Il «discorso alla nazione» che Putin ha pronunciato di fronte alle Camere riunite due giorni fa è stato interpretato come la conferma di un’arrogante e minacciosa sfida a Stati Uniti ed Europa, e in effetti i toni sono stati particolarmente duri, sopra le righe. Fra l’altro Putin ha ricambiato la cortesia del paragone a Hitler, dicendo che è l’Occidente che si sta comportando verso la Russia come Hitler, e finirà per essere ugualmente sconfitto.
Per giustificare poi l’annessione della Crimea, Putin l’ha definita «sacra» per il popolo russo e per la sua storia, come lo è a Gerusalemme il luogo che gli ebrei chiamano Monte del Tempio e i musulmani Haram al Sharif.
Non parla così chi sente di essere sicuro delle proprie forze e della solidità del proprio progetto politico-strategico, ma chi in realtà maschera con l’arroganza un’insicurezza di fondo.
Non solo la Russia è un Paese semi-sviluppato dal punto di vista economico, ma è anche poco credibile come potenza militare, nonostante possieda ancora centinaia di missili nucleari.
Stiamo attenti a non esagerare nell’accettare acriticamente quello che è ultimamente diventato un luogo comune: gli Stati Uniti in declino e la Russia che torna ad essere protagonista della politica internazionale.
E’ vero che abbiamo commesso un grave errore politico nel trascurare gli interessi della Russia, la sicurezza della Russia (con la malaugurata idea di una possibile inclusione dell’Ucraina nella Nato) e lo stesso orgoglio nazionale russo, fornendo così pretesti e occasioni al revanscismo putiniano.

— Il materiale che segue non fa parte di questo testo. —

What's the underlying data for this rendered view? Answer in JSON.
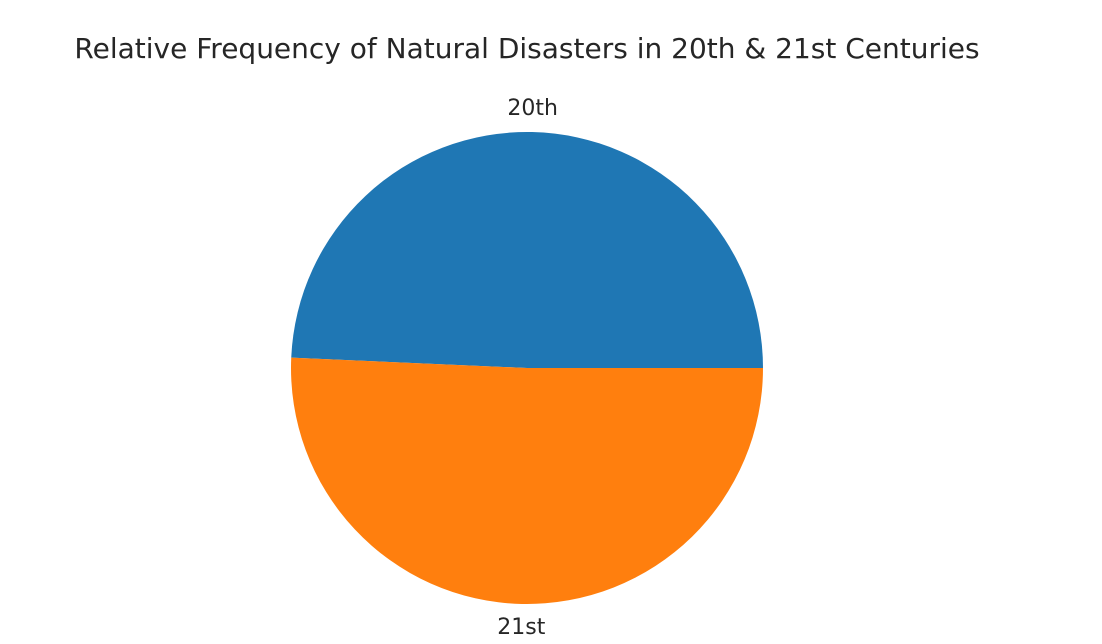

Il rimedio non è oggi lasciare campo libero all’aggressiva rivincita di Putin, ma nemmeno lasciarsi andare al panico, descrivendo la sfida russa come se si trattasse di un’inarrestabile avanzata. Dovremmo invece mantenere la calma, non abbandonare il terreno della diplomazia, credibile solo se combinata con la necessaria fermezza, aiutare l’Ucraina a rafforzarsi economicamente e anche dal punto di vista politico-istituzionale, riaffermare la tutela dell’art.5 per i Paesi membri della Nato.
Vi sarà una Russia dopo Putin - quella Russia che non è emersa anche per colpa nostra dopo la fine dell’Urss. Una Russia che, con buona pace di tutti i progetti «eurasiatici», appartiene storicamente e culturalmente all’Europa, e un giorno lo farà anche economicamente e politicamente.